Tommy Wieringa: "Santa Rita"
Aus dem Niederländischen übersetzt von Bettina Bach
Hanser Verlag, München 2019
304 Seiten, 22 Euro
Gemeinsam einsam in der Peripherie
05:51 Minuten
Die Hauptfigur des neuen Buchs von Tommy Wieringa ist tief in der Heimat verwurzelt und zugleich den Fliehkräften der Globalisierung ausgesetzt. Es ist ein großes Glück, dass das Werk mit den nuancenreich gezeichneten Personen nun auf Deutsch erscheint.
Die einen haben ein Häuschen in Südfrankreich, erkunden die Welt mit ein, zwei Fremdsprachen im Gepäck und erfreuen sich an ihrer kosmopolitisch schillernden Biografie. Die anderen leben da, wo sie geboren wurden, finden kaum noch Jobs und wählen wütend Rechts. "Anywheres" und "Somewheres" – in diese beiden Gruppen teilte der kontroverse, britische Autor David Goodhart die Gesellschaft in seinem Buch "The Road to Somewhere" im Jahr 2017.
Im gleichen Jahr veröffentlichte Tommy Wieringa seinen Roman "De heilige Rita" in Amsterdam. Der Niederländer widmet sich darin den Verwurzelten und damit Verlierern der Globalisierung. Es ist ein großes Glück, dass das preisgekrönte Buch nun unter dem Titel "Santa Rita" endlich auch auf Deutsch erschienen ist.

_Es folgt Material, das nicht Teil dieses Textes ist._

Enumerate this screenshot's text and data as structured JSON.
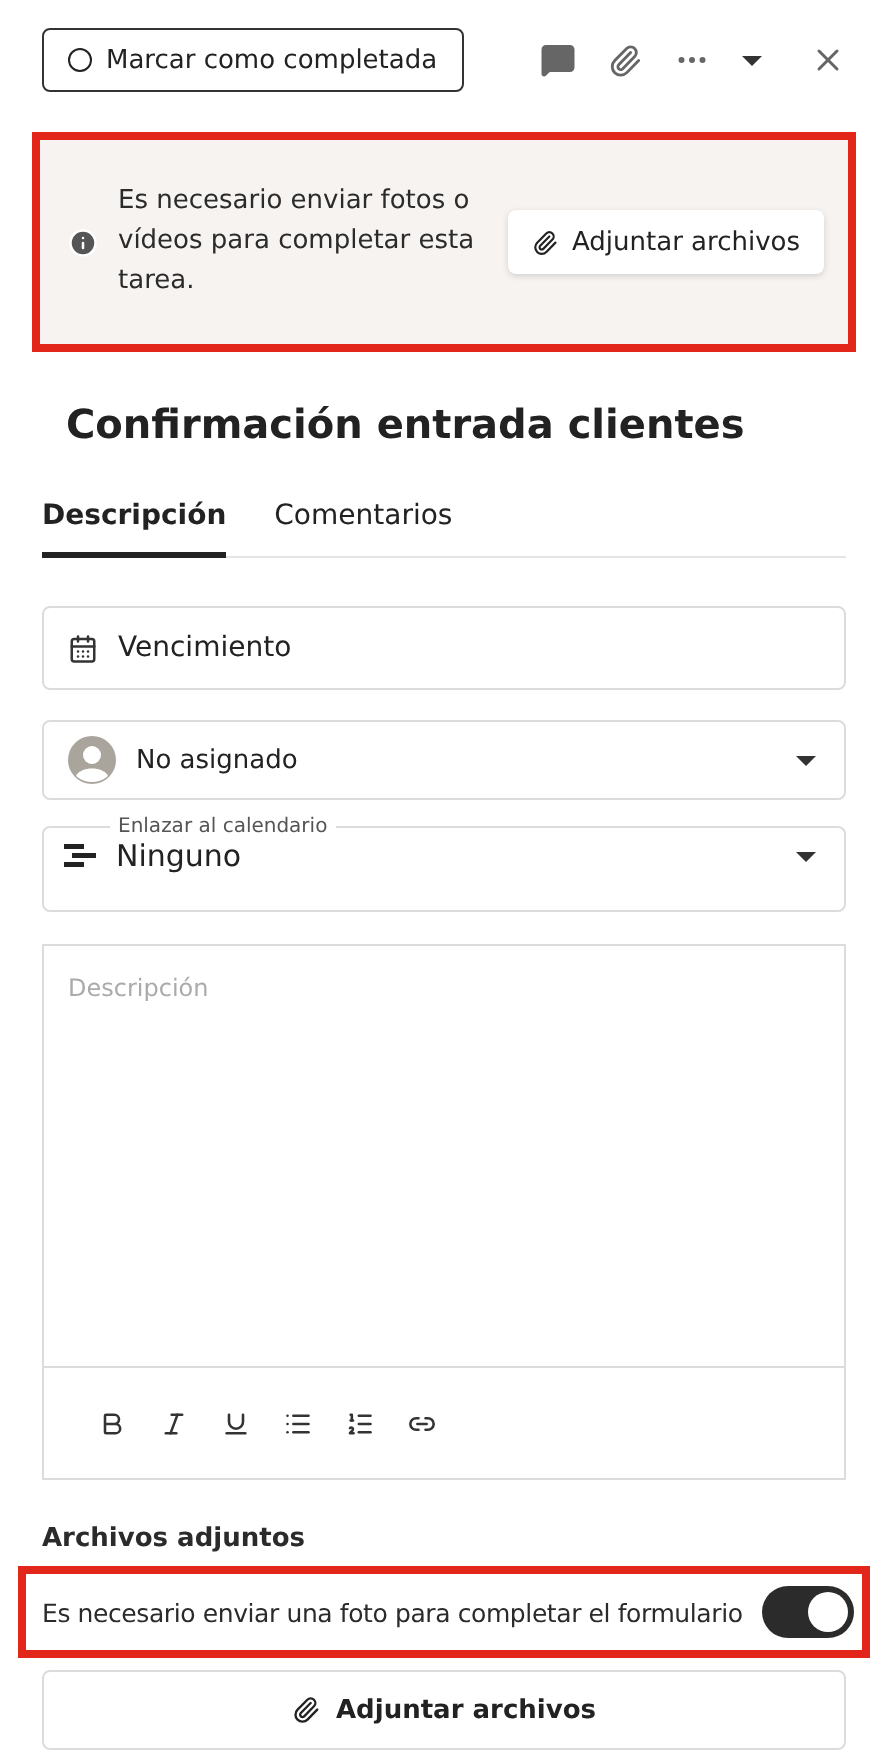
{
  "header": {
    "complete_button": "Marcar como completada"
  },
  "notice": {
    "text": "Es necesario enviar fotos o vídeos para completar esta tarea.",
    "button": "Adjuntar archivos"
  },
  "title": "Confirmación entrada clientes",
  "tabs": [
    {
      "label": "Descripción",
      "selected": true
    },
    {
      "label": "Comentarios",
      "selected": false
    }
  ],
  "due_field": {
    "placeholder": "Vencimiento"
  },
  "assignee_select": {
    "value": "No asignado"
  },
  "calendar_select": {
    "label": "Enlazar al calendario",
    "value": "Ninguno"
  },
  "description": {
    "placeholder": "Descripción"
  },
  "attachments": {
    "heading": "Archivos adjuntos",
    "required_label": "Es necesario enviar una foto para completar el formulario",
    "required_on": true,
    "button": "Adjuntar archivos"
  }
}
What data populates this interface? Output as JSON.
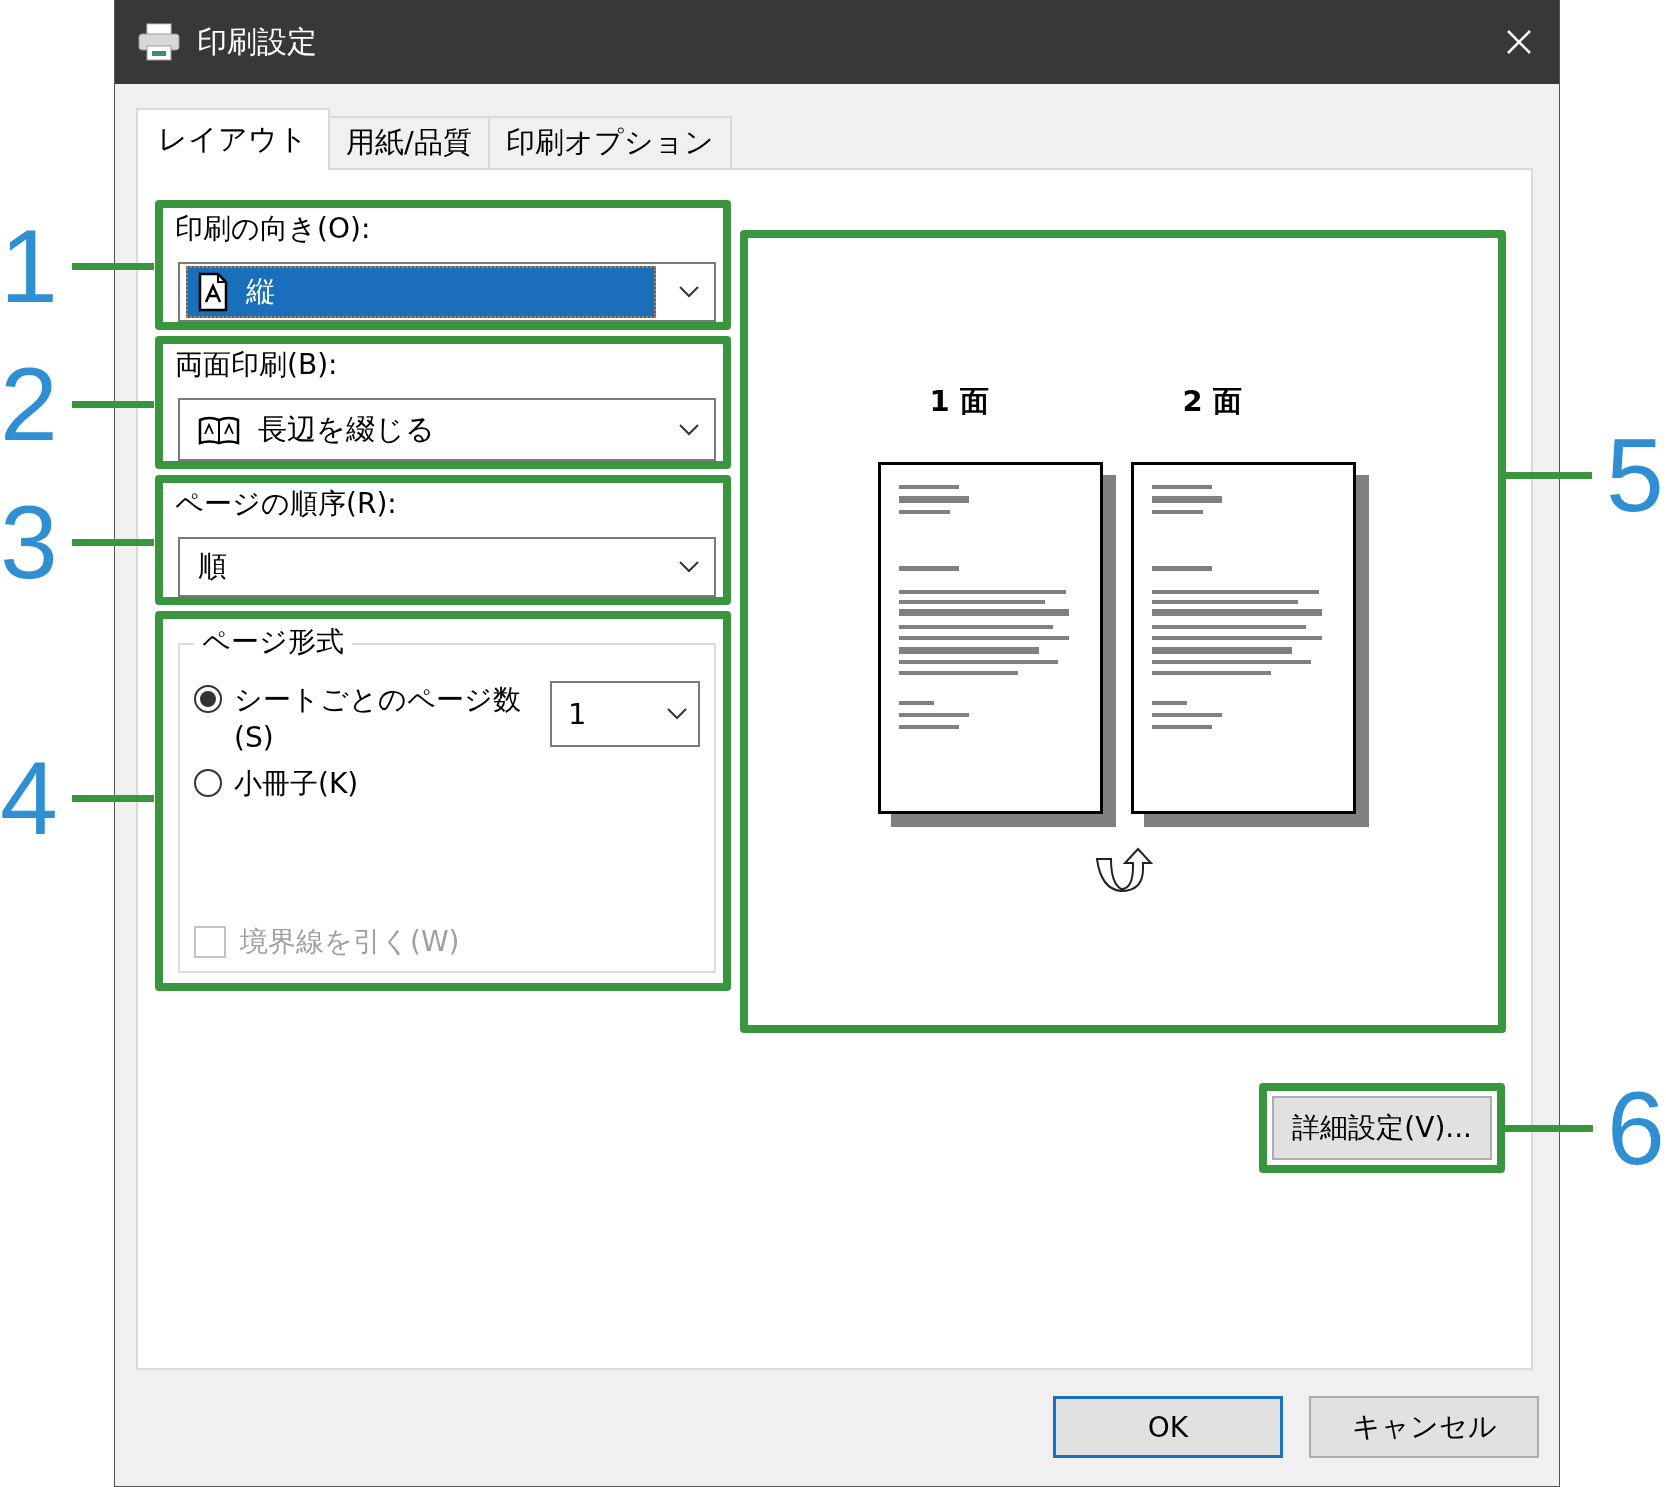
{
  "window": {
    "title": "印刷設定"
  },
  "tabs": [
    {
      "label": "レイアウト",
      "selected": true
    },
    {
      "label": "用紙/品質",
      "selected": false
    },
    {
      "label": "印刷オプション",
      "selected": false
    }
  ],
  "orientation": {
    "label": "印刷の向き(O):",
    "value": "縦",
    "focused": true
  },
  "duplex": {
    "label": "両面印刷(B):",
    "value": "長辺を綴じる"
  },
  "page_order": {
    "label": "ページの順序(R):",
    "value": "順"
  },
  "page_format": {
    "legend": "ページ形式",
    "options": [
      {
        "label": "シートごとのページ数(S)",
        "selected": true
      },
      {
        "label": "小冊子(K)",
        "selected": false
      }
    ],
    "pages_per_sheet": "1",
    "draw_borders": {
      "label": "境界線を引く(W)",
      "checked": false,
      "disabled": true
    }
  },
  "preview": {
    "page_labels": [
      "1 面",
      "2 面"
    ]
  },
  "advanced_button": "詳細設定(V)...",
  "buttons": [
    {
      "label": "OK",
      "default": true
    },
    {
      "label": "キャンセル",
      "default": false
    }
  ],
  "callouts": [
    "1",
    "2",
    "3",
    "4",
    "5",
    "6"
  ]
}
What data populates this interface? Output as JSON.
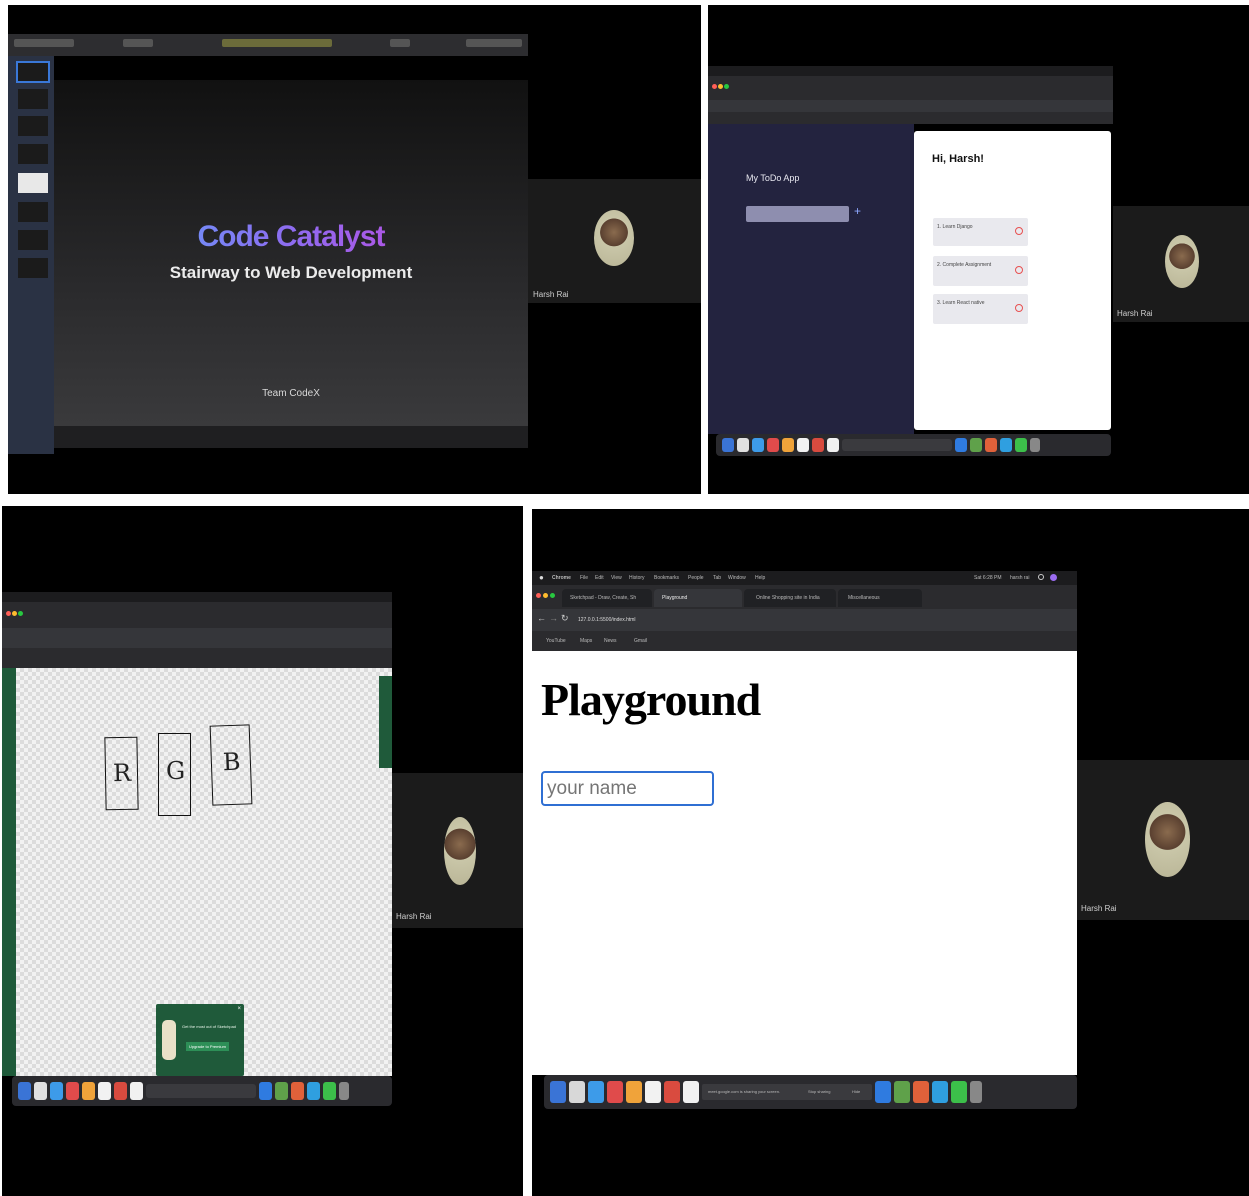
{
  "participant_name": "Harsh Rai",
  "panel1": {
    "slide_title": "Code Catalyst",
    "slide_subtitle": "Stairway to Web Development",
    "slide_footer": "Team CodeX"
  },
  "panel2": {
    "app_title": "My ToDo App",
    "add_button": "+",
    "greeting": "Hi, Harsh!",
    "tasks": [
      "1. Learn Django",
      "2. Complete Assignment",
      "3. Learn React native"
    ]
  },
  "panel3": {
    "drawing_letters": [
      "R",
      "G",
      "B"
    ],
    "promo_text": "Get the most out of Sketchpad",
    "promo_button": "Upgrade to Premium"
  },
  "panel4": {
    "menubar": [
      "Chrome",
      "File",
      "Edit",
      "View",
      "History",
      "Bookmarks",
      "People",
      "Tab",
      "Window",
      "Help"
    ],
    "clock": "Sat 6:28 PM",
    "user": "harsh rai",
    "tabs": [
      "Sketchpad - Draw, Create, Sh",
      "Playground",
      "Online Shopping site in India",
      "Miscellaneous"
    ],
    "address": "127.0.0.1:5500/index.html",
    "bookmarks": [
      "YouTube",
      "Maps",
      "News",
      "Gmail"
    ],
    "heading": "Playground",
    "input_placeholder": "your name",
    "share_notice": "meet.google.com is sharing your screen.",
    "stop_sharing": "Stop sharing",
    "hide": "Hide"
  },
  "colors": {
    "catalyst_gradient_start": "#4fb3ff",
    "catalyst_gradient_end": "#d63bd8",
    "todo_bg": "#23233f",
    "sketch_green": "#1f5a3a",
    "input_border": "#2f6fd3"
  }
}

Über das Leben in der Peripherie
"Santa Rita" ist eine Geschichte über das Leben in der Peripherie. Wieringas Hauptfigur Paul Krüzen wohnt im niederländischen Marienveen an der Grenze zu Deutschland, einer "Schrumpfregion". Die Moderne hat in Form von Smartphones Einzug gehalten, sonst gibt es nur leere Landschaft, Einsamkeit und Stillstand. "So sah es also in diesem Teil des Landes aus: Wölfe ja, Geldautomaten nein. Die hatte man in Marienveen wieder abgebaut. Zu wenig Umsatz."
Paul verkauft "Militaria und Kuriosa" übers Internet, alte Bestände aus DDR- und NS-Zeiten. Dass er auch Neonazis mit Uniformen und Waffen versorgt, hebt ihn nicht weiter an.
Überhaupt regt ihn wenig im Leben auf – bis Pauls Alltag durch einen Überfall auf seinen besten Freund erschüttert wird. Am Ende bleibt Paul nur, sich mit Religion und Pistole gegen die Unwägbarkeiten des Lebens zu wappnen: "Gottvertrauen, dachte er, und eine Walter P38."
Fliehkräfte der Globalisierung
Mühelos verwebt Wieringa Vergangenheit und Gegenwart und beleuchtet das Familienleben seines Protagonisten gerade weit genug, um zu zeigen: Auch Pauls Vater war ein Tiefverwurzelter, den schon in Amsterdam das Heimweh quälte. Paul schafft es auf dem Landweg immerhin bis zur Neiße. "Dahinter fiel er vom Rand."
Paul pflegt alte Weltkriegsklischees, Russen heißen "Iwan" und "die Polen waren schon länger da. Einbrüche, Diebstähle. Die Segnungen des neuen Europas." Aber Wieringa hat genug Fingerspitzengefühl, aus seiner Figur keinen glatzköpfigen Dorfnazi zu machen. Viel zu groß ist das Interesse des Autors an den Fliehkräften der Globalisierung.
Den Menschen in Marienveen passiert die Welt einfach. Sie reagieren auf Angebote. Mal ist das ein neues Handy und mal eine Frau. Als sich einem von Pauls Bekannten die Möglichkeit bietet, eine Chinesin zu heiraten, sagt der nicht nein. Wenig später führen zwei chinesische Familien die beiden Lokale im Ort und werden zum "Fenster zur Welt".
Plot und Symbolik, Klang und Rhythmus
In "Santa Rita" zeigt Wieringa einmal mehr sein Händchen für kleine und große Bilder. Nichts ist Zufall. Virtuos verwebt der Autor Plot und Symbolik, ohne dabei Klang und Rhythmus der Sprache aus dem Blick zu verlieren. Wo nötig, erklärt Übersetzerin Bettina Bach niederländische Kulturreferenzen elegant durch unauffällige Einschübe und Ausführungen.
Dazu kommt: Wieringa verurteilt nie. Mit großem Einfühlungsvermögen und ohne Arroganz wirft der Autor einen Blick auf Leute, die ihr Bestes tun, "um ihre Sehnsucht mit ihren Möglichkeiten in Einklang zu bringen." So wenig Nuancen eine Aufteilung der Menschheit in "Anywheres" und "Somewheres" zulässt, so nuancenreich ist dieses Buch.